RANDOM FOREST THEORY
The Random Forest (RF) algorithm is an ensemble learning method that builds many independent decision trees and combines their predictions by averaging (regression) or voting (classification).
It is particularly effective for DSM because it handles nonlinear relationships and variable interactions without requiring explicit model specification.
Core Principles
- Bootstrap aggregation (bagging): each tree is trained on a random subset of the data (with replacement).
- Feature randomness: at each split, a random subset of predictors is tested.
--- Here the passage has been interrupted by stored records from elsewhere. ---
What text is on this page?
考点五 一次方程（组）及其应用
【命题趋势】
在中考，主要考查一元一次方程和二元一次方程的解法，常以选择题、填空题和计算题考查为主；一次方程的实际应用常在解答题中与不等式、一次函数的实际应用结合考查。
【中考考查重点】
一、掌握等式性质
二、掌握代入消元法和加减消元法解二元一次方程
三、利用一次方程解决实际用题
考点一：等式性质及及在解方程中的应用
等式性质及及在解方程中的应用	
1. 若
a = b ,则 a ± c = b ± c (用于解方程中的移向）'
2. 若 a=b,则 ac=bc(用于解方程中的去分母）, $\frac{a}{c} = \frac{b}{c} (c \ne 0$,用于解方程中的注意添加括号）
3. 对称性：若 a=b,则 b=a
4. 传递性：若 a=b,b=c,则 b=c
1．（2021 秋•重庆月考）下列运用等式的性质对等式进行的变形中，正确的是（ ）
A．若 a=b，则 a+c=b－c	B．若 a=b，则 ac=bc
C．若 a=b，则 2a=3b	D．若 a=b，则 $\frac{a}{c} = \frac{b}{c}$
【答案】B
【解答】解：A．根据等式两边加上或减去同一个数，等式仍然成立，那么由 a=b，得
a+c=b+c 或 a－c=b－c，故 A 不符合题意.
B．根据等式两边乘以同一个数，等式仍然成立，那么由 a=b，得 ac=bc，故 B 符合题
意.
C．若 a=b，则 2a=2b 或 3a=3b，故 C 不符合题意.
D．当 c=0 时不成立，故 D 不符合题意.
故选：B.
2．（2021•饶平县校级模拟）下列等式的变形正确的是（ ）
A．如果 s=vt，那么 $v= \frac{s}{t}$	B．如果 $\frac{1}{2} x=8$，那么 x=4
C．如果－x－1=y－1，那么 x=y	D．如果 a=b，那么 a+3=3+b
- Ensemble averaging: the final prediction is the mean of all trees’ outputs.
This process reduces variance and prevents overfitting, while maintaining low bias.
Mathematical formulation
For \(n\) trees \(T_1, T_2, \ldots, T_n\):
\[
\hat{y}\left( x \right) = \frac{1}{n}\sum\limits_{i = 1}^n {T_i\left( x \right)}\]
Each tree \(T_i\) learns from a bootstrapped sample, producing an independent model.
Advantages of RF to DSM
- Handles nonlinear and interaction effects between spectral, topographic, and model-derived covariates.
- Provides variable importance, allowing interpretation of which features (e.g., NDWI, transpiration) explain most of the residual variance.
- Naturally supports ensemble correction, making it ideal to improve the residuals of the coarse linear DSM.
2. Implementation Steps
- Compute residuals (errors) between linear model predictions and ground truth.
- Use residuals as the target variable for RF training.
- Use as predictors:
- NDWI 95th percentile (p95)
- Transpiration sum (from MONICA simulations)
3. Output
- Corrected DSMs for sand, clay, and SOC at all depths.
- Accuracy metrics (R², RMSE, residual maps).
- Demonstration of improvement relative to coarse linear DSM.